What is more conservative than demanding Congress, the branch that has the greatest capacity to do good or harm to the Republic, operate by its own time-honored traditions and rules and subject major bills to bi-partisan scrutiny and amendment before passage?  Many Republicans railed against these practices when former Democratic Leader Harry Reid recklessly used the "nuclear option" to end most judicial filibusters, and routinely "filled the tree" to prevent consideration of Republican amendments.  Yet once the GOP gained control of the Senate, they too placed ideology and winning over creating bipartisan agreement on important issues.

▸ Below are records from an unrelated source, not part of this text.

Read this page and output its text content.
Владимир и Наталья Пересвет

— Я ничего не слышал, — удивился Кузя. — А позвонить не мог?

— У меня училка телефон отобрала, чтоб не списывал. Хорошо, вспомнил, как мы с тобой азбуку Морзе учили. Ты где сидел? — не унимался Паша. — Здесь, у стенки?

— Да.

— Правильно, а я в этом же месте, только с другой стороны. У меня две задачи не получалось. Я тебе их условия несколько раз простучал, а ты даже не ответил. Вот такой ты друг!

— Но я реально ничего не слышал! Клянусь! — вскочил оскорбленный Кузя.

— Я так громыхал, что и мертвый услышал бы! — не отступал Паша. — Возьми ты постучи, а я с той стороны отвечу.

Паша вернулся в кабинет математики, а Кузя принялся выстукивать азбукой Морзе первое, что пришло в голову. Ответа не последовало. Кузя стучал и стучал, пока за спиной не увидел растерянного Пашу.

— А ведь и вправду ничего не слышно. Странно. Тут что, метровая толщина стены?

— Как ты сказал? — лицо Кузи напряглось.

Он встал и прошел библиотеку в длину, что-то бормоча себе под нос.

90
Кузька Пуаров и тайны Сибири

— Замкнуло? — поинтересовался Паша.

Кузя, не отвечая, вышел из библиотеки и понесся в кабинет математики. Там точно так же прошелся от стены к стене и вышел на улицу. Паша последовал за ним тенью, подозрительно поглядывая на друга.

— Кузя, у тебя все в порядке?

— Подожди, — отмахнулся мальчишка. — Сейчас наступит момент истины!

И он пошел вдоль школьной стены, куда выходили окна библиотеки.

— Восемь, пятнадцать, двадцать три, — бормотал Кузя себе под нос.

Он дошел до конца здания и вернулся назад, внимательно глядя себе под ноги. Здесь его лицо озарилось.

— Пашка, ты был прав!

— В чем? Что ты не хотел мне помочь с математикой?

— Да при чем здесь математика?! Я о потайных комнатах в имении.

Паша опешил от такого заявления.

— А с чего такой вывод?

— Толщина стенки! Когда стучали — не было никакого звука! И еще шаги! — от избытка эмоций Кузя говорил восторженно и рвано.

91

A strong functioning Congress is especially important now.  President Trump is a small man—seemingly devoid of ideals or morals.  He cares nothing for policy details, but just his own image and “winning” deals.  His “leadership” has demoralized executive agency personnel and harmed the nation's image oversees.   Senators should try to emulate the legends that went before them--Goldwater, Kennedy, Dirksen, Inouye, Ervin, Taft, Fulbright--and now McCain.  The House leadership should be taking the example of Cannon, Rayburn, Martin and O'Neill-- and stop kowtowing to the so-called "Freedom Caucus."  Congress needs to pull itself together to first balance, and then cure, Trumpism.

For his bold and timely call for a return to regular order, Dome is pleased to name Senator John McCain our Legislator of the Year.